The Copeland Anti-Kickback Act is a U.S. federal law that aims to prevent the occurrence of kickbacks in government contracts involving labor. Enacted in 1934, the law is named after its sponsor, Senator Royal S. Copeland. The primary purpose of the act is to protect the interests of workers by prohibiting contractors and subcontractors from paying or receiving kickbacks related to wages, benefits, or overtime compensation.

Under the Copeland Anti-Kickback Act, it is illegal for a contractor or subcontractor to induce an employee to give up any portion of their wages rightfully earned under a government contract.

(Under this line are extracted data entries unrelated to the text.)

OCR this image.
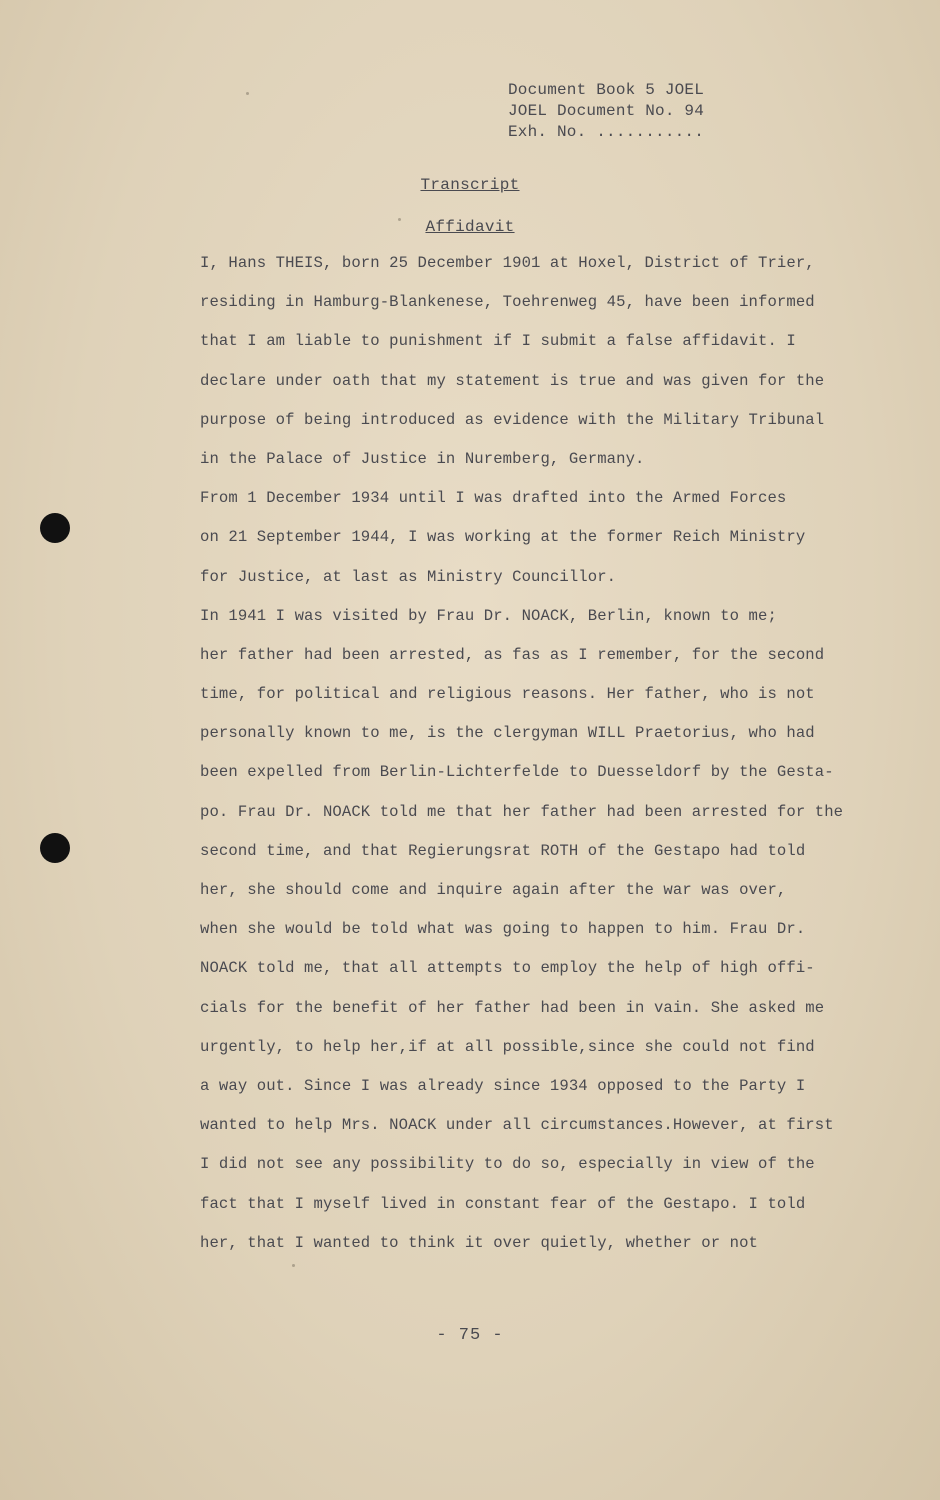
Document Book 5 JOEL
JOEL Document No. 94
Exh. No. ...........
Transcript
Affidavit
I, Hans THEIS, born 25 December 1901 at Hoxel, District of Trier,
residing in Hamburg-Blankenese, Toehrenweg 45, have been informed
that I am liable to punishment if I submit a false affidavit. I
declare under oath that my statement is true and was given for the
purpose of being introduced as evidence with the Military Tribunal
in the Palace of Justice in Nuremberg, Germany.
From 1 December 1934 until I was drafted into the Armed Forces
on 21 September 1944, I was working at the former Reich Ministry
for Justice, at last as Ministry Councillor.
In 1941 I was visited by Frau Dr. NOACK, Berlin, known to me;
her father had been arrested, as fas as I remember, for the second
time, for political and religious reasons. Her father, who is not
personally known to me, is the clergyman WILL Praetorius, who had
been expelled from Berlin-Lichterfelde to Duesseldorf by the Gesta-
po. Frau Dr. NOACK told me that her father had been arrested for the
second time, and that Regierungsrat ROTH of the Gestapo had told
her, she should come and inquire again after the war was over,
when she would be told what was going to happen to him. Frau Dr.
NOACK told me, that all attempts to employ the help of high offi-
cials for the benefit of her father had been in vain. She asked me
urgently, to help her,if at all possible,since she could not find
a way out. Since I was already since 1934 opposed to the Party I
wanted to help Mrs. NOACK under all circumstances.However, at first
I did not see any possibility to do so, especially in view of the
fact that I myself lived in constant fear of the Gestapo. I told
her, that I wanted to think it over quietly, whether or not
- 75 -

The law also prohibits contractors from taking unauthorized deductions from employee wages for items such as uniforms, tools, or transportation, unless such deductions are permitted under a collective bargaining agreement or other applicable laws.

To ensure compliance with the Copeland Act, contractors and subcontractors are required to maintain accurate records of wages, fringe benefits, and other related payments made to their employees. These records must be made available for inspection by authorized representatives of the government, such as officials from the U.S. Department of Labor.

Violations of the Copeland Anti-Kickback Act can result in significant penalties and sanctions, including contract termination, fines, and debarment from future government contracts. The act is enforced by the Wage and Hour Division of the U.S. Department of Labor, which investigates complaints and conducts audits to ensure compliance.

It is important to note that while the Copeland Anti-Kickback Act primarily applies to government contracts, similar provisions may exist at the state level or in other specific industries to prevent kickbacks and protect workers' rights.